Recognizing that many Americans have lost jobs and the health insurance that goes with them during the coronavirus pandemic, Sen. Rand Paul (R-KY) introduced a bill to allow organizations to offer portable insurance that can stay with an individual in and out of the workforce and across state lines.
The Healthshare Plans Act of 2020, introduced on May 5, would amend the Employee Retirement Income Security Act of 1974 (ERISA) to allow membership organizations, such as Costco and Sam’s Club and associations such as the National Restaurant Association to offer health insurance to their members. Eligible organizations would also include small-business platforms for gig workers, such as Uber, Etsy, ebay, and Amazon, plus trade associations and other large groups.
Large-group policies typically offer lower premiums, but under current law they are not available to people who don’t work for companies with 51 or more workers.
An added feature of the proposed plans is their portability from job to job. Coverage would continue as long as the enrollee continues to pay premiums. Membership organizations can design plans that best suits members’ needs but would be prohibited from refusing insurance based on health status or preexisting conditions.
A companion bill is under consideration in the U.S. House. Neither bill has bipartisan support.

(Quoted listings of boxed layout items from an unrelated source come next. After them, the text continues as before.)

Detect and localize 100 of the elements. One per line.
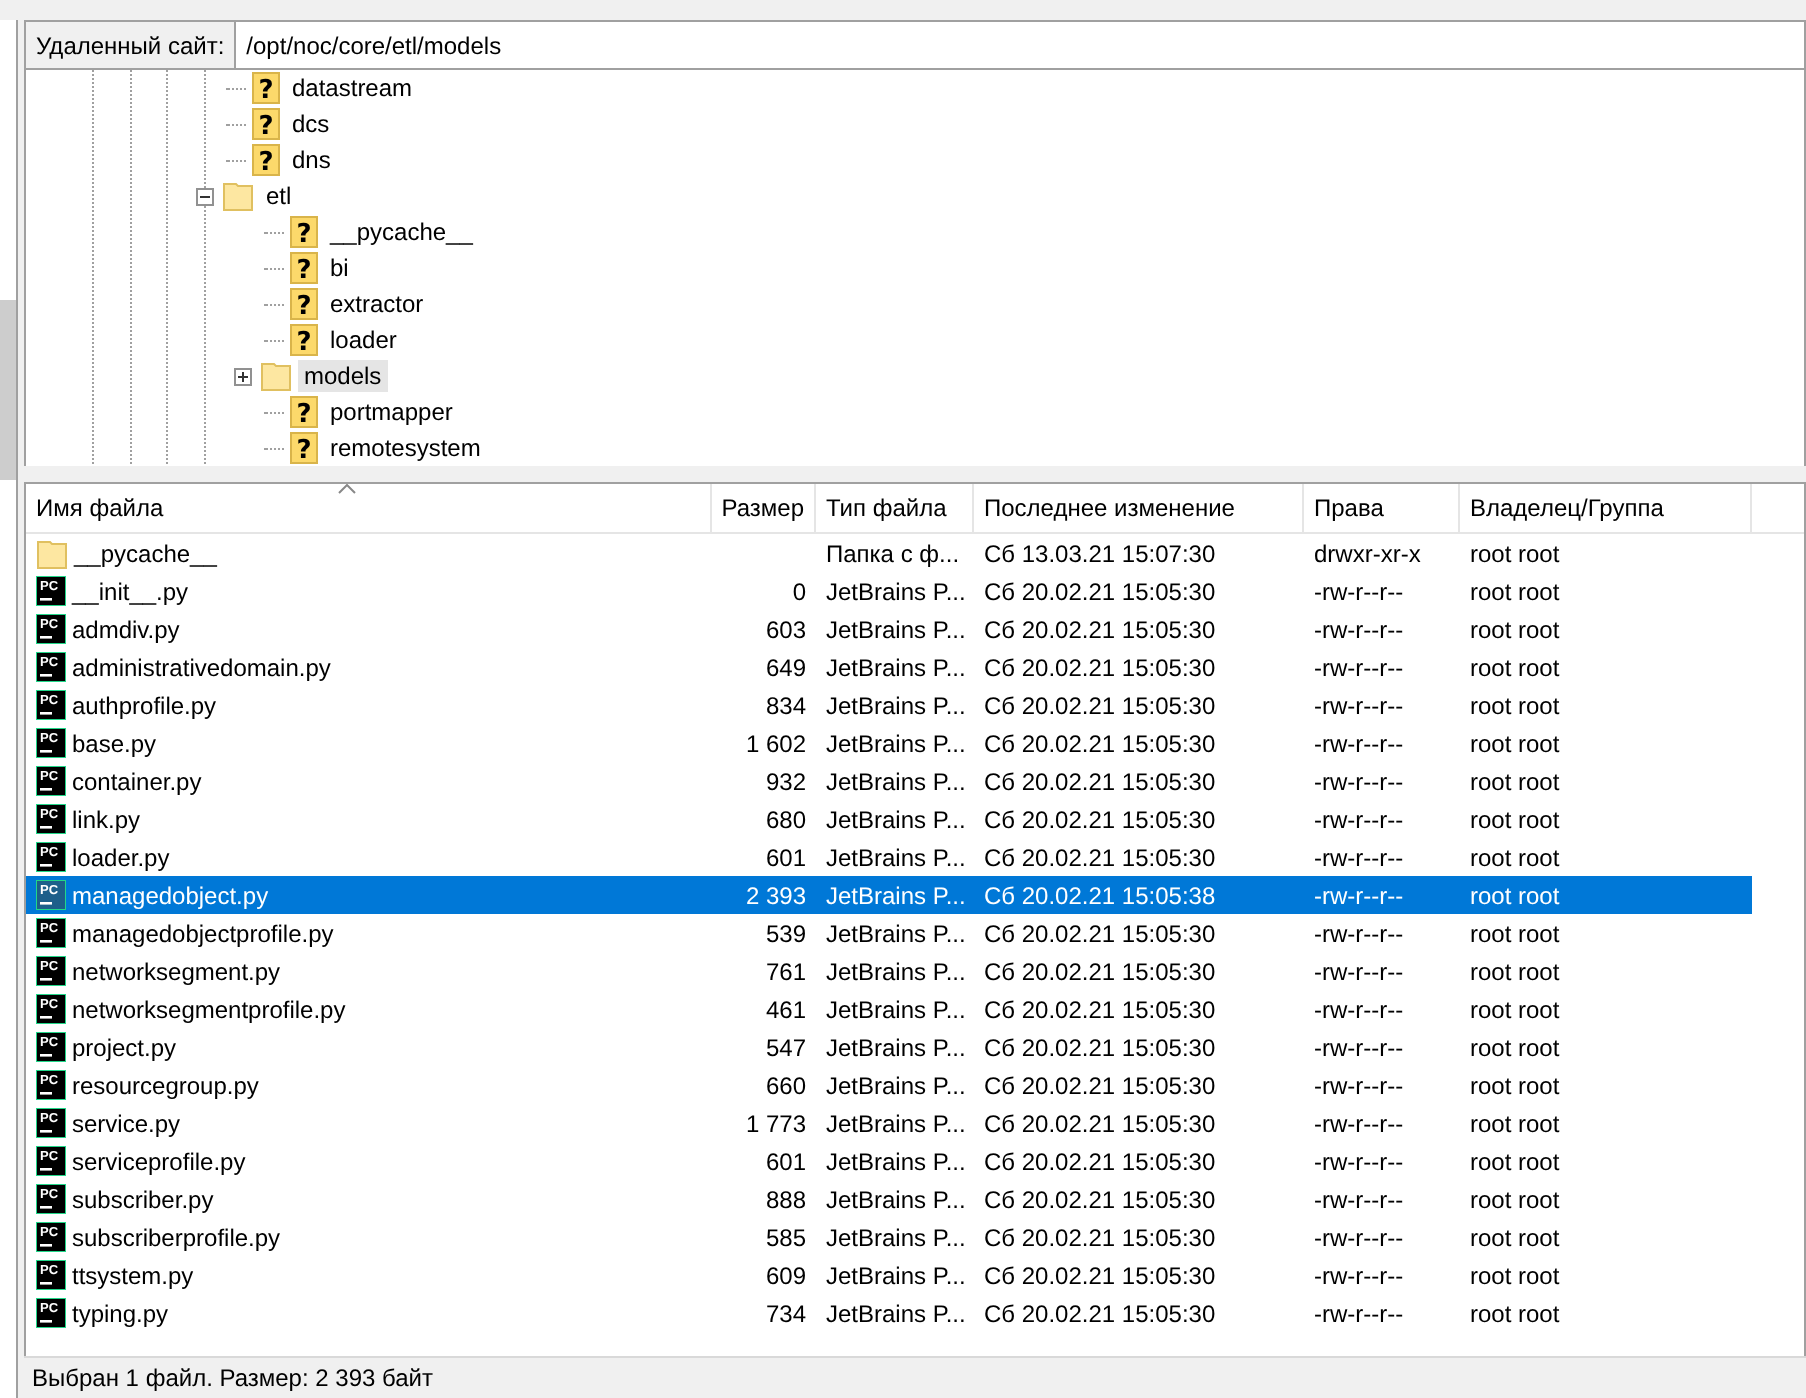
table-cell: 539 bbox=[765, 919, 806, 947]
expand-button[interactable] bbox=[234, 367, 252, 385]
table-cell: JetBrains P... bbox=[826, 577, 966, 605]
plus-icon bbox=[236, 369, 250, 383]
table-cell: root root bbox=[1470, 577, 1560, 605]
unknown-file-icon: ? bbox=[252, 144, 280, 176]
table-cell: JetBrains P... bbox=[826, 767, 966, 795]
column-header[interactable]: Имя файла bbox=[26, 484, 712, 532]
column-header[interactable]: Владелец/Группа bbox=[1460, 484, 1752, 532]
tree-item[interactable]: __pycache__ bbox=[324, 216, 479, 248]
table-cell: root root bbox=[1470, 653, 1560, 681]
table-cell: 609 bbox=[765, 1261, 806, 1289]
scrollbar-thumb[interactable] bbox=[0, 300, 16, 480]
table-cell: JetBrains P... bbox=[826, 1033, 966, 1061]
table-cell: JetBrains P... bbox=[826, 1109, 966, 1137]
table-cell: -rw-r--r-- bbox=[1314, 1185, 1404, 1213]
table-cell: -rw-r--r-- bbox=[1314, 1109, 1404, 1137]
table-cell: JetBrains P... bbox=[826, 843, 966, 871]
column-header[interactable]: Права bbox=[1304, 484, 1460, 532]
table-cell: 932 bbox=[765, 767, 806, 795]
table-cell: -rw-r--r-- bbox=[1314, 957, 1404, 985]
table-cell: JetBrains P... bbox=[826, 691, 966, 719]
table-cell: 834 bbox=[765, 691, 806, 719]
table-cell: 603 bbox=[765, 615, 806, 643]
unknown-file-icon: ? bbox=[290, 432, 318, 464]
tree-item[interactable]: models bbox=[298, 360, 388, 392]
table-cell: 1 773 bbox=[745, 1109, 806, 1137]
file-row[interactable]: __pycache__ Папка с ф... Сб 13.03.21 15:07:30 drwxr-xr-x root root bbox=[26, 534, 1752, 572]
table-cell: -rw-r--r-- bbox=[1314, 1071, 1404, 1099]
file-name: service.py bbox=[72, 1109, 181, 1137]
table-cell: Сб 20.02.21 15:05:30 bbox=[984, 1109, 1216, 1137]
tree-item[interactable]: extractor bbox=[324, 288, 430, 320]
table-cell: 585 bbox=[765, 1223, 806, 1251]
table-cell: Папка с ф... bbox=[826, 539, 960, 567]
table-cell: Сб 20.02.21 15:05:38 bbox=[984, 881, 1216, 909]
table-cell: JetBrains P... bbox=[826, 957, 966, 985]
table-cell: Сб 20.02.21 15:05:30 bbox=[984, 1299, 1216, 1327]
file-name: __pycache__ bbox=[74, 539, 217, 567]
file-name: serviceprofile.py bbox=[72, 1147, 246, 1175]
table-cell: JetBrains P... bbox=[826, 881, 966, 909]
table-cell: Сб 20.02.21 15:05:30 bbox=[984, 1033, 1216, 1061]
tree-item[interactable]: loader bbox=[324, 324, 403, 356]
file-name: ttsystem.py bbox=[72, 1261, 194, 1289]
column-header[interactable]: Размер bbox=[712, 484, 816, 532]
tree-item[interactable]: bi bbox=[324, 252, 355, 284]
table-cell: root root bbox=[1470, 1223, 1560, 1251]
file-name: managedobject.py bbox=[72, 881, 269, 909]
tree-item[interactable]: datastream bbox=[286, 72, 419, 104]
table-cell: root root bbox=[1470, 729, 1560, 757]
table-cell: Сб 20.02.21 15:05:30 bbox=[984, 767, 1216, 795]
collapse-button[interactable] bbox=[196, 187, 214, 205]
table-cell: -rw-r--r-- bbox=[1314, 1033, 1404, 1061]
table-cell: 601 bbox=[765, 1147, 806, 1175]
table-cell: root root bbox=[1470, 691, 1560, 719]
table-cell: root root bbox=[1470, 1109, 1560, 1137]
table-cell: 547 bbox=[765, 1033, 806, 1061]
table-cell: JetBrains P... bbox=[826, 653, 966, 681]
unknown-file-icon: ? bbox=[290, 252, 318, 284]
unknown-file-icon: ? bbox=[252, 72, 280, 104]
file-name: networksegmentprofile.py bbox=[72, 995, 346, 1023]
table-cell: 888 bbox=[765, 1185, 806, 1213]
table-cell: 761 bbox=[765, 957, 806, 985]
file-name: admdiv.py bbox=[72, 615, 180, 643]
table-cell: JetBrains P... bbox=[826, 1185, 966, 1213]
table-cell: -rw-r--r-- bbox=[1314, 805, 1404, 833]
table-cell: -rw-r--r-- bbox=[1314, 1299, 1404, 1327]
file-name: link.py bbox=[72, 805, 141, 833]
column-header[interactable]: Тип файла bbox=[816, 484, 974, 532]
table-cell: 649 bbox=[765, 653, 806, 681]
table-cell: 680 bbox=[765, 805, 806, 833]
table-cell: root root bbox=[1470, 1033, 1560, 1061]
tree-item[interactable]: dcs bbox=[286, 108, 336, 140]
tree-item[interactable]: remotesystem bbox=[324, 432, 487, 464]
tree-item[interactable]: portmapper bbox=[324, 396, 459, 428]
file-name: managedobjectprofile.py bbox=[72, 919, 334, 947]
table-cell: Сб 20.02.21 15:05:30 bbox=[984, 1071, 1216, 1099]
table-cell: -rw-r--r-- bbox=[1314, 843, 1404, 871]
file-name: project.py bbox=[72, 1033, 177, 1061]
table-cell: JetBrains P... bbox=[826, 1299, 966, 1327]
tree-item[interactable]: dns bbox=[286, 144, 337, 176]
table-cell: JetBrains P... bbox=[826, 1223, 966, 1251]
file-name: container.py bbox=[72, 767, 202, 795]
table-cell: -rw-r--r-- bbox=[1314, 995, 1404, 1023]
table-cell: root root bbox=[1470, 1299, 1560, 1327]
tree-item[interactable]: etl bbox=[260, 180, 298, 212]
table-cell: 461 bbox=[765, 995, 806, 1023]
table-cell: -rw-r--r-- bbox=[1314, 919, 1404, 947]
file-name: subscriber.py bbox=[72, 1185, 214, 1213]
file-name: authprofile.py bbox=[72, 691, 217, 719]
table-cell: -rw-r--r-- bbox=[1314, 691, 1404, 719]
table-cell: Сб 20.02.21 15:05:30 bbox=[984, 1185, 1216, 1213]
table-cell: root root bbox=[1470, 615, 1560, 643]
table-cell: Сб 20.02.21 15:05:30 bbox=[984, 653, 1216, 681]
table-cell: Сб 20.02.21 15:05:30 bbox=[984, 1261, 1216, 1289]
folder-icon bbox=[222, 180, 254, 212]
table-cell: -rw-r--r-- bbox=[1314, 729, 1404, 757]
table-cell: Сб 20.02.21 15:05:30 bbox=[984, 957, 1216, 985]
unknown-file-icon: ? bbox=[290, 216, 318, 248]
column-header[interactable]: Последнее изменение bbox=[974, 484, 1304, 532]
table-cell: JetBrains P... bbox=[826, 729, 966, 757]
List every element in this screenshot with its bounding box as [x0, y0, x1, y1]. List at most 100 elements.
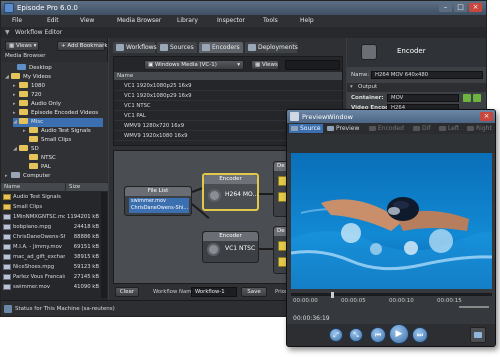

“Innovation has given us more options in more areas than ever before, and it’s long past time to bring it to a health insurance system that leaves too many on the outside looking in,” stated Paul in a news release. “The American Healthshare Plans Act will help remove one of the heaviest burdens from off Americans’ backs, putting more power in the people’s hands and using pure numbers to drive down insurance costs and expand opportunities.”
The Healthshare Plans Act is a step in the right direction, says John C. Goodman, co-publisher of Health Care News. “The individual market has been destroyed by Obamacare – with soaring premiums, outrageously high deductibles and skinny provider networks that omit the best doctors and the best hospitals,” said Goodman. “That’s why Sen. Paul’s proposal to give more people access to group insurance is so important.